The other Catholic girl in the troop recognized the Greek priest's outfit (he'd probably already bought cookies from girls in his congregation :-), but none of them were familiar with the Lubavitcher Chabad clothes.
Have you bought Girl Scout cookies, since it's not your Lent yet?
“Have you bought Girl Scout cookies, since it’s not your Lent yet?”
Yup...and you give me far too much holiness credit. Lent NEVER stopped this old sinner from buying and eating Girl Scout cookies!
I give up Girl Scout cookies for Lent during the years I’m not pregnant. I have a dreadful case of vanity!
It's Jesus as a baby. Did you think we was born six-feet tall? ;-D
He was, that is.
FormerLib discreetly reads the label of the Girl Scout cookie box lying next to the computer while saying nothing...
If you'll note, the iconographers have inscribed his halo with a cross so even the dull and ignorant would be able to figure it out.
What a beautiful icon — and beautiful prayer! Thanks for posting!
They stand for "Xristos Iesous", Christ Jesus.

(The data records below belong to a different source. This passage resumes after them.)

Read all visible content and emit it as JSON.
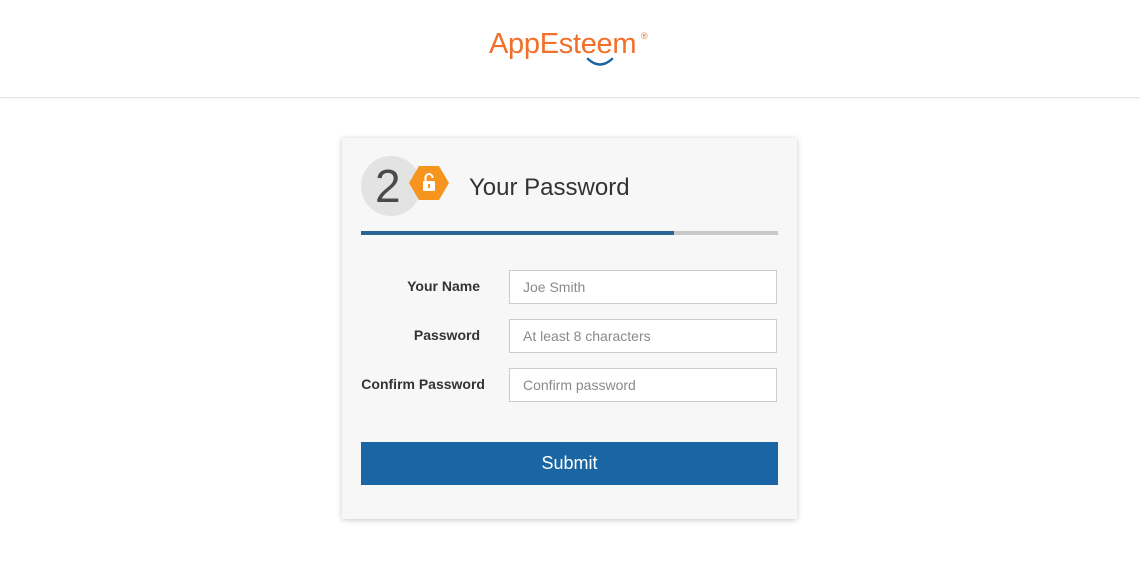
{
  "header": {
    "logo_text": "AppEsteem",
    "logo_registered_mark": "®"
  },
  "card": {
    "step_number": "2",
    "badge_icon": "lock-icon",
    "title": "Your Password",
    "progress": 0.75,
    "fields": [
      {
        "label": "Your Name",
        "value": "",
        "placeholder": "Joe Smith"
      },
      {
        "label": "Password",
        "value": "",
        "placeholder": "At least 8 characters"
      },
      {
        "label": "Confirm Password",
        "value": "",
        "placeholder": "Confirm password"
      }
    ],
    "submit_label": "Submit"
  },
  "colors": {
    "brand_orange": "#f26f2a",
    "badge_orange": "#f7941d",
    "primary_blue": "#1a65a3",
    "progress_blue": "#2a6496",
    "progress_track": "#c8c8c8"
  }
}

You are very welcome. The women chanting the Akathist are sisters and all the wives of Greek Orthodox priests.
Proving once again that no system is foolproof when you underestimate the ignorance of the fools!

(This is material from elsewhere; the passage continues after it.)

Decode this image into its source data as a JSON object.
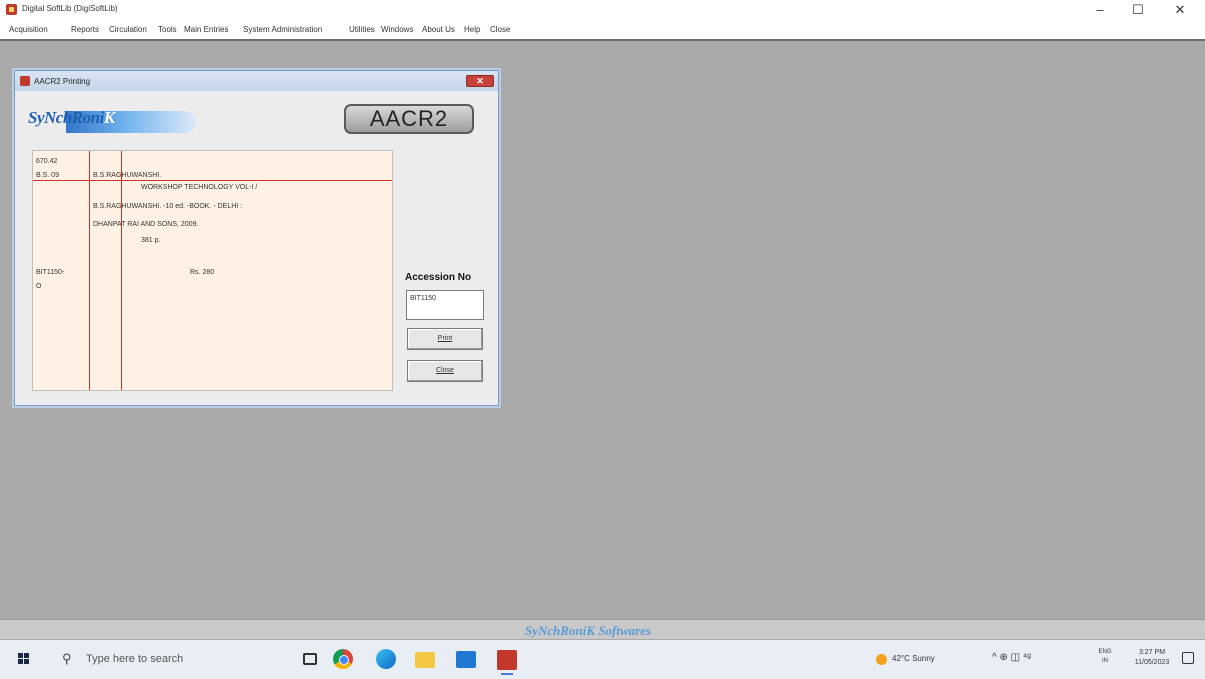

What do the rest of the Greek characters represent? I don’t recognize any of the words we’ve learned - no second-person singular verbs :-).
“What do the rest of the Greek characters represent?”
At the top left and right are abbreviations for “Mother of God”. Underneath that are the words “The Unfading Rose”.
“Proving once again that no system is foolproof when you underestimate the ignorance of the fools!”
Except YOPIS; YOPIS is inerrant! :)
I will check out the hymn after quick time loads.
When does the EO Lent start?
Thanks. We haven’t learned any of those words yet :-), let alone the abbreviations. But we can say, “The brother reads the words of an apostle,” which is worth something. Maybe more useful than saying, “Please give me three red pens and four blue pencils,” in Japanese.
“When does the EO Lent start?”
“But we can say, The brother reads the words of an apostle, which is worth something. Maybe more useful than saying, Please give me three red pens and four blue pencils, in Japanese.”
In Greek school about 100 years ago, the Papas taught us the Our Father in Greek (actually our mothers did but we let the priest think he did. He also taught us “Give me one piece of chocolate cake, please.” I was a miserable sinner even at 8 and preferred the latter to the former
The only sentences I remember from Japanese class are, “Where is the bathroom?” and “Shut up and die!” My father, the Captain, recommends, “Please give me two beers!” as the most useful sentence in any language :-).
I’m past the part about your namesake in the History of Modern Greek, but haven’t reached the part about Crete after World War I. Anoreth was stuned to find that “modern” Greece started in the 4th Century!